# Elo Touchscreen



## jm514 (Aug 11, 2010)

Hey i bought a Elo touchscreen monitor from a yardsale- he said he's not sure if it works but the price was right and i thought i'd try it out or fix it.

On the back it has two inputs, a VGA and another one that is unfamliair as well as a small socket for what i assume is for sound output. 

When i first plug it into a power outlet it displays a message in the center of the screen ,it's only a few words but it comes and goes so fast i can't make it out. then it goes back to being a black screen. 
There are several buttons on the side of the monitor but it doesn't respond with any output at all, the only time it will output anything is when it is first plugged in.
I attempted to plug the VGA of my already on computer into that but did not output anything, i have not tried connecting it and giving it a hard boot.

Just curious if anyone knows how i can fix this?
It would be one thing if it was completely broken, but the fact that it does display something when it first turns on gives me slight hope.


----------



## Rits (Dec 29, 2011)

Since it displays when powered on, It seems to be a VGA port.

I suggest you to try replacing the VGA port for monitor.


----------



## WereBo (Apr 5, 2008)

It's very likely that t'other socket connects to a PC's USB-socket, to enable the touch-screen facility.

What is the exact model?


----------



## jm514 (Aug 11, 2010)

Ok so on the back it has a 9 pin what i believe to be a serial port , next to it is a 15pin vga port , the power cable and an auxilary outlet for what i believe is audio.

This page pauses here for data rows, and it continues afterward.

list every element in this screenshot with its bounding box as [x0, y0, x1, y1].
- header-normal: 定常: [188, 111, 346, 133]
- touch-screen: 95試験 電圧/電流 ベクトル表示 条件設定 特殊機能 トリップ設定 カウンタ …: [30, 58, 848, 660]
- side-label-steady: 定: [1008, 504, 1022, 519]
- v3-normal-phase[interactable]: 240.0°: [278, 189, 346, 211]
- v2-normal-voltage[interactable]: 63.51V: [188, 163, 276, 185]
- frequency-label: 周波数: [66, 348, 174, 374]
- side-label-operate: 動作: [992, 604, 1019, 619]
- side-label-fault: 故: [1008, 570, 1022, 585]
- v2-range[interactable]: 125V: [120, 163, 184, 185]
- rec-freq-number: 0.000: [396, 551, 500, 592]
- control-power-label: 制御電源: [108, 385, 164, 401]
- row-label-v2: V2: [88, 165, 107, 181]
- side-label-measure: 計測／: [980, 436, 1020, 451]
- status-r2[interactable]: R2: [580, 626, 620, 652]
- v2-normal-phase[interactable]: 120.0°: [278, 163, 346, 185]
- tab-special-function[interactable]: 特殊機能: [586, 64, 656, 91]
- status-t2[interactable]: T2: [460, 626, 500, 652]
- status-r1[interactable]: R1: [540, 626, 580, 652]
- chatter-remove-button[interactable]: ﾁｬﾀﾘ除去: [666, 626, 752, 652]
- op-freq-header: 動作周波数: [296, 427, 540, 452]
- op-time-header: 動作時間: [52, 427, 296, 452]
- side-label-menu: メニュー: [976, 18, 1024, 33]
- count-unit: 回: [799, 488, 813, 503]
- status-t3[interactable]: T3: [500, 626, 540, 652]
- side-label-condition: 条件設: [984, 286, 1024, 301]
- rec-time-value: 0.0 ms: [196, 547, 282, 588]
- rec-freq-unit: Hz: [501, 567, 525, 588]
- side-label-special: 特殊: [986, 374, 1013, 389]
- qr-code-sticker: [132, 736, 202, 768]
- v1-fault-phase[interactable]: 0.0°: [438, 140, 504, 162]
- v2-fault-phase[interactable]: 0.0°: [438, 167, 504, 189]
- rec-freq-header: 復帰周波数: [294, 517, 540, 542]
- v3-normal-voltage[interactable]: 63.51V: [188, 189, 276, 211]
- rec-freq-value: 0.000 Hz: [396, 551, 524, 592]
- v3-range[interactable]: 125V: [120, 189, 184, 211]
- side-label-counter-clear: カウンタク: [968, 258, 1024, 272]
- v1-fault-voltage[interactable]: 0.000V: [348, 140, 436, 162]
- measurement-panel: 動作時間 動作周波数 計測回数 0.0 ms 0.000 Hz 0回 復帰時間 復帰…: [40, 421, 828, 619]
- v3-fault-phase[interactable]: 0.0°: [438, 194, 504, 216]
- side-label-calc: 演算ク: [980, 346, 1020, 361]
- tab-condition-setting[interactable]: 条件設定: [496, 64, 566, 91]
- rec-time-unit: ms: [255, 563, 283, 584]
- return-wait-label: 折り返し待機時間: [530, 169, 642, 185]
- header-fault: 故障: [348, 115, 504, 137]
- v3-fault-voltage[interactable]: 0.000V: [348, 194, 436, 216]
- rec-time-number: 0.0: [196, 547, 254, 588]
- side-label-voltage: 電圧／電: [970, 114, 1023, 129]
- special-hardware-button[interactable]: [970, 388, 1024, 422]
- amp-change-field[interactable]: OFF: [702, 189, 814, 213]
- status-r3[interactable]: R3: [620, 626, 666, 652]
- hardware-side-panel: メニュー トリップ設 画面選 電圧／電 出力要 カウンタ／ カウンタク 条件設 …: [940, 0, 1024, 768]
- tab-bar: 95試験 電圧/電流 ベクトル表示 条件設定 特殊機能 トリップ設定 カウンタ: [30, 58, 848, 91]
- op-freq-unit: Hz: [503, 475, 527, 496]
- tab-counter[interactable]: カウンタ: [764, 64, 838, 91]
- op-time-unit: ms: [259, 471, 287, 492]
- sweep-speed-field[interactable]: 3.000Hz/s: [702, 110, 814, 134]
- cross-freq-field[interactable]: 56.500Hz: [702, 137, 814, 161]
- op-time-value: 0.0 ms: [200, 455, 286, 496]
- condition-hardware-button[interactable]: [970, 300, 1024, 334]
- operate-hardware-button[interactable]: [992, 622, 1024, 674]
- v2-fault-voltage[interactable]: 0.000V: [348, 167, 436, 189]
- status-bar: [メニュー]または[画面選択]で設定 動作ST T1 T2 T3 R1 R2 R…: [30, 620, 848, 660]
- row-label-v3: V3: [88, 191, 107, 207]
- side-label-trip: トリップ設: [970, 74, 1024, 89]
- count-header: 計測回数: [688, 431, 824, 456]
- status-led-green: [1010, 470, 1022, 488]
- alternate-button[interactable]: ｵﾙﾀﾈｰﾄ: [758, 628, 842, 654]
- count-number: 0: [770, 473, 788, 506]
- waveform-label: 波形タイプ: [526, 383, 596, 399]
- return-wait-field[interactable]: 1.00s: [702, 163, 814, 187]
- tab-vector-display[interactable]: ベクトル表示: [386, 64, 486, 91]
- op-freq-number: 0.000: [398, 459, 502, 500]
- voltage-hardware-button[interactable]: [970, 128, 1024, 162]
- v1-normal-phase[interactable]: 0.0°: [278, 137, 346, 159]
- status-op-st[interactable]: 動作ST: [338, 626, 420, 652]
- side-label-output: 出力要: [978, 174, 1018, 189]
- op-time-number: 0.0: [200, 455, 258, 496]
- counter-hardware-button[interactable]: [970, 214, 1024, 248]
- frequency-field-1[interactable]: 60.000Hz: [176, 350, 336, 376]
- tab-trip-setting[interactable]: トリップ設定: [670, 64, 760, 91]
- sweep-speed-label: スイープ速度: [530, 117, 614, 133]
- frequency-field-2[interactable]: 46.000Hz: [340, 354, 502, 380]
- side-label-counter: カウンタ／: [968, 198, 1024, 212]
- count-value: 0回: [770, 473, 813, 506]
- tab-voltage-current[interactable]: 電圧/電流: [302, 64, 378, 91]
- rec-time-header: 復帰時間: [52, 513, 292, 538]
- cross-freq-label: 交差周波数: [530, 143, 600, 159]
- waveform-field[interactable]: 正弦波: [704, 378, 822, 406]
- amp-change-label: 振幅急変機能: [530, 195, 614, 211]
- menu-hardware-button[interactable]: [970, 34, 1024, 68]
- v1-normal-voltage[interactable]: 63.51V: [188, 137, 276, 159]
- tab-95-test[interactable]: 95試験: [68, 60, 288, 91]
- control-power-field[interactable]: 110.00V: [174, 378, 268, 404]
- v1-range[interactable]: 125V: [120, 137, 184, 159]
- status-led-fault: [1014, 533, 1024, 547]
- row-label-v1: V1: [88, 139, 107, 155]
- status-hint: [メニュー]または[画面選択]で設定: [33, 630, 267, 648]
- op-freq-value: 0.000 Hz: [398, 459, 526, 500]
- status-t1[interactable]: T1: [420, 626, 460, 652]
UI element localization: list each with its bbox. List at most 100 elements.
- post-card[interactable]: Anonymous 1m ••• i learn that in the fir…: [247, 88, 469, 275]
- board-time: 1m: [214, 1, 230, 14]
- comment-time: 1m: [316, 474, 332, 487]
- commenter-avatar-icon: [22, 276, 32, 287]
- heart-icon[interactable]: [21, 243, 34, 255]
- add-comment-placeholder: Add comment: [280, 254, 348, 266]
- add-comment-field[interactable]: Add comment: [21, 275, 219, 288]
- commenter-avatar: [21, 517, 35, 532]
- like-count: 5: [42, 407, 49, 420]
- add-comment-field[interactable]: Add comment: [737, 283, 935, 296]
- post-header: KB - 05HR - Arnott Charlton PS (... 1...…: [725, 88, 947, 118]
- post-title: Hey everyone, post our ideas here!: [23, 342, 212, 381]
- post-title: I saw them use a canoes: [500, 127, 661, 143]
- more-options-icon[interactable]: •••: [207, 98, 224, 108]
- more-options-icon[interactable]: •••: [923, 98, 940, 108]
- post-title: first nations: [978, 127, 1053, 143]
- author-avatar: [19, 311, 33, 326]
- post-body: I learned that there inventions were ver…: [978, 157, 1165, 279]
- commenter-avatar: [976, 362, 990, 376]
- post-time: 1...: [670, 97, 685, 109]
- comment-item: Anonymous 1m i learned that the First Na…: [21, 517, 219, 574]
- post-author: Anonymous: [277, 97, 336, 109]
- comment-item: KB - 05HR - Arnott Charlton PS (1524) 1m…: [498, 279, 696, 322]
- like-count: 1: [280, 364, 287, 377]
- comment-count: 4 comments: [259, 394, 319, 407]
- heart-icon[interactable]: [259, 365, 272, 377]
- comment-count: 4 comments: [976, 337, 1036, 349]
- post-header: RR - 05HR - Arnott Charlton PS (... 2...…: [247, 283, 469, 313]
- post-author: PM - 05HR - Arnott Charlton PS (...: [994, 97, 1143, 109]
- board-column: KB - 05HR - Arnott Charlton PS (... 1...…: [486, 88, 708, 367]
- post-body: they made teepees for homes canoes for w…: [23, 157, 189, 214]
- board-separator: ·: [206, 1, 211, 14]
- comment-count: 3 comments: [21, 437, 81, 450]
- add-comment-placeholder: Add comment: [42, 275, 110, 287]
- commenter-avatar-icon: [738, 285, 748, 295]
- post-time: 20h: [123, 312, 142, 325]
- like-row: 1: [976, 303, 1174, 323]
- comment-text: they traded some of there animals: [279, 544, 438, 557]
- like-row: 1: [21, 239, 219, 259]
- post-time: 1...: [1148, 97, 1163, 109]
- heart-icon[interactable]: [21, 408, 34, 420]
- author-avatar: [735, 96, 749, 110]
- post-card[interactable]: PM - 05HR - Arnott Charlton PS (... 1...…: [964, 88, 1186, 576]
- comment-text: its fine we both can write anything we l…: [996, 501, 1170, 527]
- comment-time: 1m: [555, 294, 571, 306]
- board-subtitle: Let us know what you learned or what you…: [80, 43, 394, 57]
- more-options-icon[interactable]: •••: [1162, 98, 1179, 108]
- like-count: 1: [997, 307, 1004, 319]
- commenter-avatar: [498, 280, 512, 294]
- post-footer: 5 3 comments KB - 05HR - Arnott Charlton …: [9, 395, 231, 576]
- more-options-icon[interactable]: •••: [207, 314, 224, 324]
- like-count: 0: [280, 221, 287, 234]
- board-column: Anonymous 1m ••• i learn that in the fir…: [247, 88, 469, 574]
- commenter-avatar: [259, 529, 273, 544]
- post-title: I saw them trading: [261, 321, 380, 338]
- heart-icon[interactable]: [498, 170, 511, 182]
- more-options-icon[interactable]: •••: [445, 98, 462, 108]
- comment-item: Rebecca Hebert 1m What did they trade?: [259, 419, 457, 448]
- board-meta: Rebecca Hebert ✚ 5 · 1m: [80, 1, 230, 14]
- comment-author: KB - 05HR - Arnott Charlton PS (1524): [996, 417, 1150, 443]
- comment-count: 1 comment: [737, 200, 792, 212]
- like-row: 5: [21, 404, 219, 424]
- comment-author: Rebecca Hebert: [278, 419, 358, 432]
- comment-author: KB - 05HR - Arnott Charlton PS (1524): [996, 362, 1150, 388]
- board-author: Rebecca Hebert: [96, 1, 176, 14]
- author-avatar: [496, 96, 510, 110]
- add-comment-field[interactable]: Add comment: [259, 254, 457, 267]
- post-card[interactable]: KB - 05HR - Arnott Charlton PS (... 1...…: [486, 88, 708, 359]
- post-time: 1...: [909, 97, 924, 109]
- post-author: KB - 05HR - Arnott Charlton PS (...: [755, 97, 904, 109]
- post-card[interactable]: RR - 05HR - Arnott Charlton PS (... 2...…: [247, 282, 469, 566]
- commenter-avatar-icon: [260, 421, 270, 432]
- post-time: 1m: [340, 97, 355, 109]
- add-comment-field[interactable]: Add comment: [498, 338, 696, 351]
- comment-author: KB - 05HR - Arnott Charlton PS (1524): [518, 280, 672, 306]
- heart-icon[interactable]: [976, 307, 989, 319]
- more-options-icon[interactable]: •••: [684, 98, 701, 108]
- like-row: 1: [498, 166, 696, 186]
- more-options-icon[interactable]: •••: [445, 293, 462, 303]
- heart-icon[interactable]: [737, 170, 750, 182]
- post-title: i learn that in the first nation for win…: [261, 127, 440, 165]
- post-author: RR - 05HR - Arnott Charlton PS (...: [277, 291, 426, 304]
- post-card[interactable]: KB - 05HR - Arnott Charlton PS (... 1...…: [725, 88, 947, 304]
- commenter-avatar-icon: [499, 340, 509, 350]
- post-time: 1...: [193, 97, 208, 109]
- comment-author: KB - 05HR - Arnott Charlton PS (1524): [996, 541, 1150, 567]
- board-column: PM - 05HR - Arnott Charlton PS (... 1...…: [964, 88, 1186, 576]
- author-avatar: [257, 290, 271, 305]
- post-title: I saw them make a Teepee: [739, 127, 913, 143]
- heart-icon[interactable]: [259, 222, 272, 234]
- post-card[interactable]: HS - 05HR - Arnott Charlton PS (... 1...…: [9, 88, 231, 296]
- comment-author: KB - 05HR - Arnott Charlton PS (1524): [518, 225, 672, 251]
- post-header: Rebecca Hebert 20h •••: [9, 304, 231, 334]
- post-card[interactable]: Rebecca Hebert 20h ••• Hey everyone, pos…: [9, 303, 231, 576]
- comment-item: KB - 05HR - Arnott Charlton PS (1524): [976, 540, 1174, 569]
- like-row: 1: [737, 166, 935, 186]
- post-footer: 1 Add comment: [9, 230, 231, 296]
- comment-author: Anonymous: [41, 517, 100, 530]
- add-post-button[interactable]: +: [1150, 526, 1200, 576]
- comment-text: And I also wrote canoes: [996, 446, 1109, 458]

There were two stickers on the back 
The first one had a bar code next to it and had these numbers:
724083284C

and a second sticker: 
ET1525L-7SWC-1-NL
214212-000

I don't have any spare VGA ports that i could replace it with, and even if i did i've never attempted to do such a proceedure which i assume requires desoldering. I don't even own a solder kit so that's not really an option.

I plugged it into a power outlet and kept switching the power on and off from the breaker i finally got it to display that message again.
After resetting it, i hear a sound and about 3-5 seconds later i get this message :
NO VIDEO INPUT
PLEASE CHECK CABLE

then it proceeds to shutdown completely and i have to mess with the power again to get the message.


----------



## WereBo (Apr 5, 2008)

Unfortunately, it seems your monitor is now discontinued but, browsing through the users-manual (available *here*, if you don't have one), you need to install a driver for it available from *here*.


----------



## jm514 (Aug 11, 2010)

i'll try out the drivers, i'm not sure which one i'd need considering i'm not sure of the model, i see 1520 and 1529 but not 1525. and on almost all of them i see it connects through USB/ Serial. I definitely have a serial port but i don't believe this monitor has a USB.


----------



## WereBo (Apr 5, 2008)

I found this on the ELO web-site:



> *Discontinuation of the 1525L and 1527L Desktop Touchmonitors*
> 
> October 12, 2005
> 
> The 1525L and 1527L desktop touchmonitors will be discontinued at the end of this year and will be replaced by the already released 1529L touchmonitor.


I'd assume from that, the 1529L-driver should work.

I also found their driver-archives, but I couldn't find a driver specific for your 1525L - *Link*.


----------